Semi-universality of conformal higher-derivative and conformal higher-spin fields

Abstract

In this paper, we study thermal partition functions of free exotic conformal field theories, focusing on conformal higher-derivative and conformal higher-spin fields, in the semi-universal limit |ωi|→ 1. It was recently conjectured in Anand:2025mfh that, in this limit, the thermal partition function develops universal poles in (1-|ωi|), while the corresponding residue functions are theory-dependent. We analyze conformal higher-derivative scalar, fermionic, and vector fields in the semi-universal limit. We then extend the study to the Weyl graviton, the Weyl gravitino, and conformal higher-spin fields (CHS) on S1β× S3, using both spectral mode-sum and operator-counting methods. In all cases, we find the expected pole structure, with residue functions whose behavior depends on the presence or absence of negative-twist states.

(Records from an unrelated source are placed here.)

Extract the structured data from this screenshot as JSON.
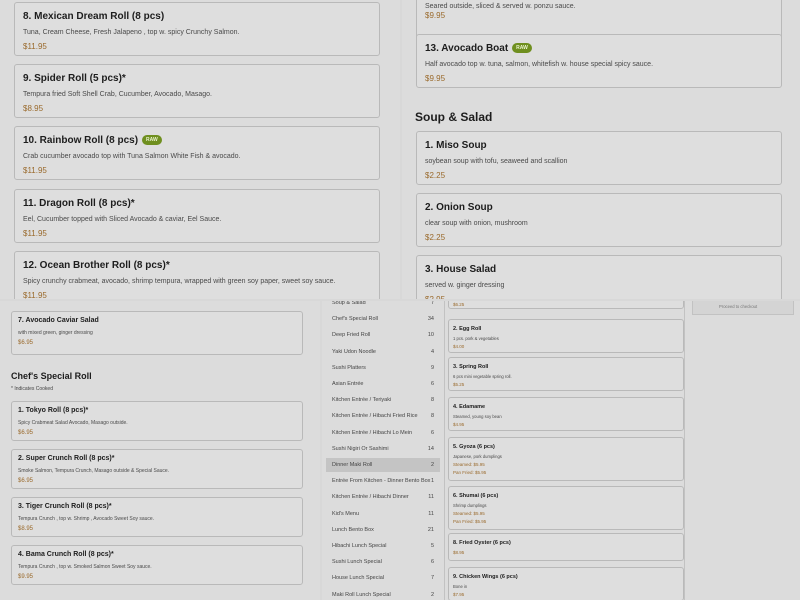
{
  "top_left": {
    "items": [
      {
        "name": "8. Mexican Dream Roll (8 pcs)",
        "raw": "",
        "desc": "Tuna, Cream Cheese, Fresh Jalapeno , top w. spicy Crunchy Salmon.",
        "price": "$11.95"
      },
      {
        "name": "9. Spider Roll (5 pcs)*",
        "raw": "",
        "desc": "Tempura fried Soft Shell Crab, Cucumber, Avocado, Masago.",
        "price": "$8.95"
      },
      {
        "name": "10. Rainbow Roll (8 pcs)",
        "raw": "RAW",
        "desc": "Crab cucumber avocado top with Tuna Salmon White Fish & avocado.",
        "price": "$11.95"
      },
      {
        "name": "11. Dragon Roll (8 pcs)*",
        "raw": "",
        "desc": "Eel, Cucumber topped with Sliced Avocado & caviar, Eel Sauce.",
        "price": "$11.95"
      },
      {
        "name": "12. Ocean Brother Roll (8 pcs)*",
        "raw": "",
        "desc": "Spicy crunchy crabmeat, avocado, shrimp tempura, wrapped with green soy paper, sweet soy sauce.",
        "price": "$11.95"
      }
    ]
  },
  "top_right": {
    "partial_desc": "Seared outside, sliced & served w. ponzu sauce.",
    "partial_price": "$9.95",
    "boat": {
      "name": "13. Avocado Boat",
      "raw": "RAW",
      "desc": "Half avocado top w. tuna, salmon, whitefish w. house special spicy sauce.",
      "price": "$9.95"
    },
    "section_title": "Soup & Salad",
    "items": [
      {
        "name": "1. Miso Soup",
        "desc": "soybean soup with tofu, seaweed and scallion",
        "price": "$2.25"
      },
      {
        "name": "2. Onion Soup",
        "desc": "clear soup with onion, mushroom",
        "price": "$2.25"
      },
      {
        "name": "3. House Salad",
        "desc": "served w. ginger dressing",
        "price": "$2.95"
      }
    ]
  },
  "bottom_left": {
    "caviar": {
      "name": "7. Avocado Caviar Salad",
      "desc": "with mixed green, ginger dressing",
      "price": "$6.95"
    },
    "section_title": "Chef's Special Roll",
    "section_note": "* Indicates Cooked",
    "items": [
      {
        "name": "1. Tokyo Roll (8 pcs)*",
        "desc": "Spicy Crabmeat Salad Avocado, Masago outside.",
        "price": "$6.95"
      },
      {
        "name": "2. Super Crunch Roll (8 pcs)*",
        "desc": "Smoke Salmon, Tempura Crunch, Masago outside & Special Sauce.",
        "price": "$6.95"
      },
      {
        "name": "3. Tiger Crunch Roll (8 pcs)*",
        "desc": "Tempura Crunch , top w. Shrimp , Avocado Sweet Soy sauce.",
        "price": "$8.95"
      },
      {
        "name": "4. Bama Crunch Roll (8 pcs)*",
        "desc": "Tempura Crunch , top w. Smoked Salmon Sweet Soy sauce.",
        "price": "$9.95"
      }
    ]
  },
  "bottom_right": {
    "categories": [
      {
        "name": "Soup & Salad",
        "count": "7"
      },
      {
        "name": "Chef's Special Roll",
        "count": "34"
      },
      {
        "name": "Deep Fried Roll",
        "count": "10"
      },
      {
        "name": "Yaki Udon Noodle",
        "count": "4"
      },
      {
        "name": "Sushi Platters",
        "count": "9"
      },
      {
        "name": "Asian Entrée",
        "count": "6"
      },
      {
        "name": "Kitchen Entrée / Teriyaki",
        "count": "8"
      },
      {
        "name": "Kitchen Entrée / Hibachi Fried Rice",
        "count": "8"
      },
      {
        "name": "Kitchen Entrée / Hibachi Lo Mein",
        "count": "6"
      },
      {
        "name": "Sushi Nigiri Or Sashimi",
        "count": "14"
      },
      {
        "name": "Dinner Maki Roll",
        "count": "2"
      },
      {
        "name": "Entrée From Kitchen - Dinner Bento Box",
        "count": "1"
      },
      {
        "name": "Kitchen Entrée / Hibachi Dinner",
        "count": "11"
      },
      {
        "name": "Kid's Menu",
        "count": "11"
      },
      {
        "name": "Lunch Bento Box",
        "count": "21"
      },
      {
        "name": "Hibachi Lunch Special",
        "count": "5"
      },
      {
        "name": "Sushi Lunch Special",
        "count": "6"
      },
      {
        "name": "House Lunch Special",
        "count": "7"
      },
      {
        "name": "Maki Roll Lunch Special",
        "count": "2"
      }
    ],
    "active_category": "Dinner Maki Roll",
    "partial_price": "$6.25",
    "items": [
      {
        "name": "2. Egg Roll",
        "desc": "1 pcs. pork & vegetables",
        "lines": [
          "$4.00"
        ]
      },
      {
        "name": "3. Spring Roll",
        "desc": "6 pcs mini vegetable spring roll.",
        "lines": [
          "$5.25"
        ]
      },
      {
        "name": "4. Edamame",
        "desc": "Steamed, young soy bean",
        "lines": [
          "$4.95"
        ]
      },
      {
        "name": "5. Gyoza (6 pcs)",
        "desc": "Japanese, pork dumplings",
        "lines": [
          "Steamed: $5.95",
          "Pan Fried: $5.95"
        ]
      },
      {
        "name": "6. Shumai (6 pcs)",
        "desc": "Shrimp dumplings",
        "lines": [
          "Steamed: $5.95",
          "Pan Fried: $5.95"
        ]
      },
      {
        "name": "8. Fried Oyster (6 pcs)",
        "desc": "",
        "lines": [
          "$8.95"
        ]
      },
      {
        "name": "9. Chicken Wings (6 pcs)",
        "desc": "Bone in",
        "lines": [
          "$7.95"
        ]
      }
    ],
    "cart_text": "Proceed to checkout"
  }
}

For four-dimensional conformal higher-spin fields, we further reproduce the same residue-pole structure from the one-loop partition function of massless higher-spin fields in thermal AdS5. Finally, we show that the semi-universal limit provides a useful diagnostic of negative-twist states, which indicate violations of ANEC-type bounds in these theories, whereas the traditional high-temperature expansion is insensitive to them.